E. Other permissible exposures

E.1 Bridge Loans / Interim Finance

126. AIFIs are permitted to grant bridge loan / interim finance to companies other than NBFCs for the following purposes:

(1) against expected equity flows/issues subject to a Board-approved policy in this regard.
Provided that the AIFI shall not grant any advance against rights issues irrespective of the source of repayment of such advance.
(2) for commencing work on projects pending completion of formalities only against their own commitment and not against loan commitment of any other financial institution/bank.
Provided that this shall not be applicable in cases where the other lending institution faces temporary liquidity constraints on account of restrictions prescribed by the RBI.

127. These restrictions shall also be applicable to the subsidiaries of an AIFI.

E.2 Lending to Infrastructure Investment Trusts (InvITs)

128. AIFIs are permitted to lend to InvITs subject to putting in place a Board-approved policy on exposures to InvITs which shall inter alia cover the appraisal mechanism, sanctioning conditions, internal limits, monitoring mechanism, etc.

(1) Provided that the AIFI shall undertake assessment of all critical parameters including sufficiency of cash flows at InvIT level to ensure timely debt servicing.

(2) Provided further that the overall leverage of the InvITs and the underlying SPVs put together shall be within the permissible leverage as per the Board-approved policy of the AIFI.

(3) Provided further that as InvITs are trusts, the AIFI shall keep in mind the legal provisions in respect of these entities especially those regarding enforcement of security.

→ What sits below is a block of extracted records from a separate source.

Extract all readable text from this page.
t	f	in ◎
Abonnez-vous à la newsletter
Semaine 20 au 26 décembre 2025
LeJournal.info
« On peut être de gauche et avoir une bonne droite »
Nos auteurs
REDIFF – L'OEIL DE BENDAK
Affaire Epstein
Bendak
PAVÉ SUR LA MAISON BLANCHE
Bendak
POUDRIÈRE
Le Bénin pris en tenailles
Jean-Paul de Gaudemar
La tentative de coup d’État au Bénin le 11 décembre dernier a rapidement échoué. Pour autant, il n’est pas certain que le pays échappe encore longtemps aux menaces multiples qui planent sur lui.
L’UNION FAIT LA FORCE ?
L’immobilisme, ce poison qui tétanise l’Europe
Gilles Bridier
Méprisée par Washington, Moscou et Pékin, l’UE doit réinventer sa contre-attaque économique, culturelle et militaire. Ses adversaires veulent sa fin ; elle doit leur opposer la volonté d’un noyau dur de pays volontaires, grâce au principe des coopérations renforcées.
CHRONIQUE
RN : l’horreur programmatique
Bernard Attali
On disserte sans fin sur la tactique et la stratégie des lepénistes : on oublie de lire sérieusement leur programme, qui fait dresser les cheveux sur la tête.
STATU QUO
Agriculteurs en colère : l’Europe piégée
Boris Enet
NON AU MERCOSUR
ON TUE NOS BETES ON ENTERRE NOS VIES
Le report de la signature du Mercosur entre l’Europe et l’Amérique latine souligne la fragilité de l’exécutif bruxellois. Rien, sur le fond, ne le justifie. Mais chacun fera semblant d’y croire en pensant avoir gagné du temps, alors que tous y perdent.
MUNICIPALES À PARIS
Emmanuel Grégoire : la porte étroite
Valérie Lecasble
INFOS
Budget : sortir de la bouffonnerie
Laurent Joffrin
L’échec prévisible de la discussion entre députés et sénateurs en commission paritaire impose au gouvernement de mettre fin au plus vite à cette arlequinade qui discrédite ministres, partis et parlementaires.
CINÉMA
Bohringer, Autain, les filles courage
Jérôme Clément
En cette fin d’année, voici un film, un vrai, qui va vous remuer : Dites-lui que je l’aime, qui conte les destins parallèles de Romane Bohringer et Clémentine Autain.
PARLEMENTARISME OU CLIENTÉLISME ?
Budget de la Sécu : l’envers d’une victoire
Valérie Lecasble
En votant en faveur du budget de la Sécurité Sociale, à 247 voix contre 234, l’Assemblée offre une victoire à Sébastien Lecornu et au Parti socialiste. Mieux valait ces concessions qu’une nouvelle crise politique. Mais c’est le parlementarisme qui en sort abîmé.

129. AIFIs shall lend to only those InvITs where none of the underlying SPVs, which have existing loans, is facing ‘financial difficulty’ as defined in the Reserve Bank of India (All India Financial Institutions– Resolution of Stressed Assets) Directions, 2025.

130. The AIFI shall monitor performance of the underlying SPVs on an ongoing basis as ability of the InvITs to meet their debt obligation will largely depend on the performance of these SPVs.

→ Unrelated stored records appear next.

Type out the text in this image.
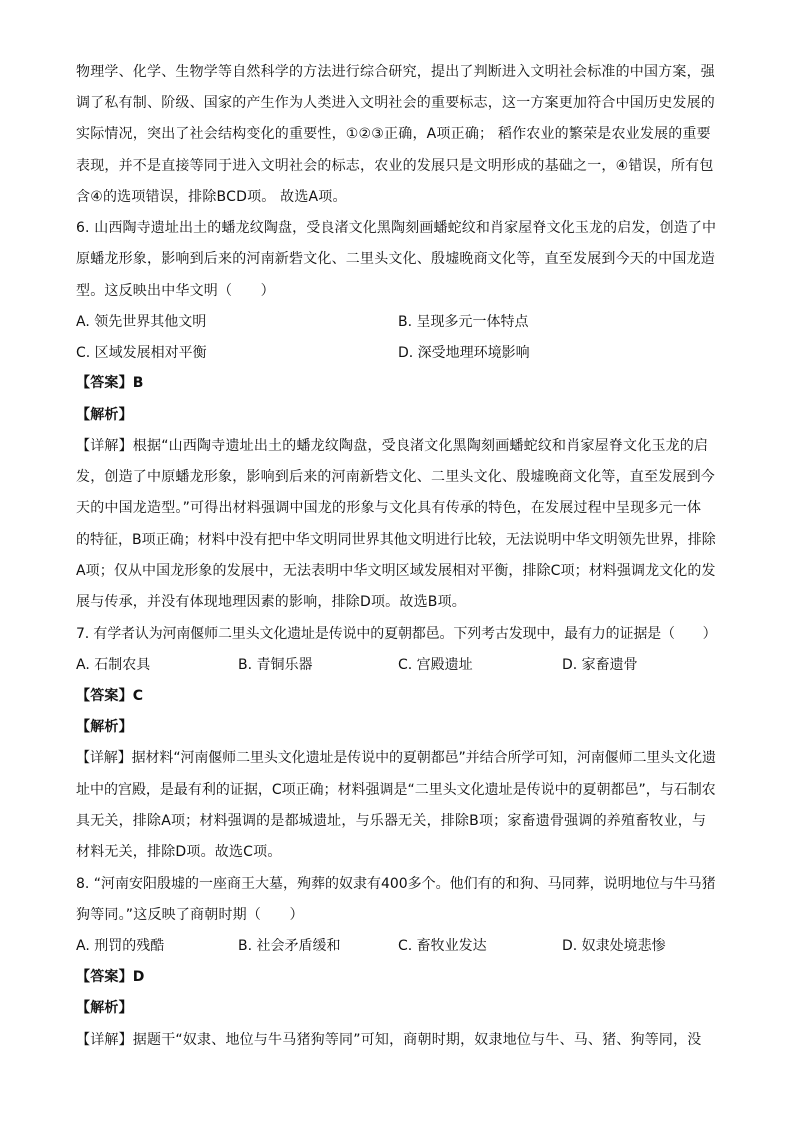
物理学、化学、生物学等自然科学的方法进行综合研究，提出了判断进入文明社会标准的中国方案，强
调了私有制、阶级、国家的产生作为人类进入文明社会的重要标志，这一方案更加符合中国历史发展的
实际情况，突出了社会结构变化的重要性，①②③正确，A项正确； 稻作农业的繁荣是农业发展的重要
表现，并不是直接等同于进入文明社会的标志，农业的发展只是文明形成的基础之一，④错误，所有包
含④的选项错误，排除BCD项。 故选A项。
6. 山西陶寺遗址出土的蟠龙纹陶盘，受良渚文化黑陶刻画蟠蛇纹和肖家屋脊文化玉龙的启发，创造了中
原蟠龙形象，影响到后来的河南新砦文化、二里头文化、殷墟晚商文化等，直至发展到今天的中国龙造
型。这反映出中华文明（　　）
A. 领先世界其他文明	B. 呈现多元一体特点
C. 区域发展相对平衡	D. 深受地理环境影响
【答案】B
【解析】
【详解】根据“山西陶寺遗址出土的蟠龙纹陶盘，受良渚文化黑陶刻画蟠蛇纹和肖家屋脊文化玉龙的启
发，创造了中原蟠龙形象，影响到后来的河南新砦文化、二里头文化、殷墟晚商文化等，直至发展到今
天的中国龙造型。”可得出材料强调中国龙的形象与文化具有传承的特色，在发展过程中呈现多元一体
的特征，B项正确；材料中没有把中华文明同世界其他文明进行比较，无法说明中华文明领先世界，排除
A项；仅从中国龙形象的发展中，无法表明中华文明区域发展相对平衡，排除C项；材料强调龙文化的发
展与传承，并没有体现地理因素的影响，排除D项。故选B项。
7. 有学者认为河南偃师二里头文化遗址是传说中的夏朝都邑。下列考古发现中，最有力的证据是（　　）
A. 石制农具	B. 青铜乐器	C. 宫殿遗址	D. 家畜遗骨
【答案】C
【解析】
【详解】据材料“河南偃师二里头文化遗址是传说中的夏朝都邑”并结合所学可知，河南偃师二里头文化遗
址中的宫殿，是最有利的证据，C项正确；材料强调是“二里头文化遗址是传说中的夏朝都邑”，与石制农
具无关，排除A项；材料强调的是都城遗址，与乐器无关，排除B项；家畜遗骨强调的养殖畜牧业，与
材料无关，排除D项。故选C项。
8. “河南安阳殷墟的一座商王大墓，殉葬的奴隶有400多个。他们有的和狗、马同葬，说明地位与牛马猪
狗等同。”这反映了商朝时期（　　）
A. 刑罚的残酷	B. 社会矛盾缓和	C. 畜牧业发达	D. 奴隶处境悲惨
【答案】D
【解析】
【详解】据题干“奴隶、地位与牛马猪狗等同”可知，商朝时期，奴隶地位与牛、马、猪、狗等同，没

131. The Audit Committee of the Board of the AIFI shall review the compliance to the above conditions on a half yearly basis.

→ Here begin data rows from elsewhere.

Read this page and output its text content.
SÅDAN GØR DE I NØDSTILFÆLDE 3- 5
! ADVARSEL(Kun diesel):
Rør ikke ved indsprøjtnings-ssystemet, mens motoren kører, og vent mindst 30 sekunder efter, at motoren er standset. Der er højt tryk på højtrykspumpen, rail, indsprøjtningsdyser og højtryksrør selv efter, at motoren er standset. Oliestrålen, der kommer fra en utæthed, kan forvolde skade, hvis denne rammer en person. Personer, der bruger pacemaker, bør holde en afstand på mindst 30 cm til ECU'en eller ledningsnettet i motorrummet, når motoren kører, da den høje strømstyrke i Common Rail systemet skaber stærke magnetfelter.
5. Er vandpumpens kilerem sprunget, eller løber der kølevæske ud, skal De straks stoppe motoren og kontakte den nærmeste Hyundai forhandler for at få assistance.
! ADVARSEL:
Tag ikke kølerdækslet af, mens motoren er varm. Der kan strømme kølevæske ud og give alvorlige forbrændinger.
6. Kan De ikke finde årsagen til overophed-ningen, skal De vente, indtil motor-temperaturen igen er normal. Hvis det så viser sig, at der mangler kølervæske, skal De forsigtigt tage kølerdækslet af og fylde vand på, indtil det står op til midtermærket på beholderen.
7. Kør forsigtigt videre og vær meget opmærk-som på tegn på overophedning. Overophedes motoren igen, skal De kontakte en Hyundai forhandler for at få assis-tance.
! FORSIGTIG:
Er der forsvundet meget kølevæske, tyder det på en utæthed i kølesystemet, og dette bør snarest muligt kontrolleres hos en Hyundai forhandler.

F. Interest Rate on Export Credit

132. AIFIs shall determine interest rate on export credit as per the policy approved by their Board, subject to the extant regulatory provisions.

G. Other Instructions

133. AIFI shall not be permitted to provide loans against the term deposits accepted, unless specifically permitted by the Reserve Bank.

134. No loans shall be sanctioned by AIFIs against their CDs, unless specifically permitted by the Reserve Bank

Chapter VII - Repeal and other provisions

 A. Repeal and saving

135. With the issue of these Directions, the existing Directions, instructions, and guidelines relating to credit facilities for All India Financial Institutions, stand repealed, as communicated vide notification dated  XX, 2025. The Directions, instructions and guidelines already repealed shall continue to remain repealed.

136. Notwithstanding such repeal, any action taken or purported to have been taken, or initiated under the repealed Directions, instructions, or guidelines shall continue to be governed by the provisions thereof. All approvals or acknowledgments granted under these repealed lists shall be deemed as governed by these Directions.

B. Application of other laws not barred

137. The provisions of these Directions shall be in addition to, and not in derogation of the provisions of any other laws, rules, regulations, or directions, for the time being in force.

C.  Interpretations

138. For the purpose of giving effect to the provisions of these Directions or in order to remove any difficulties in the application or interpretation of the provisions of these Directions, the RBI may, if it considers necessary, issue necessary clarifications in respect of any matter covered herein and the interpretation of any provision of these Directions given by the RBI shall be final and binding.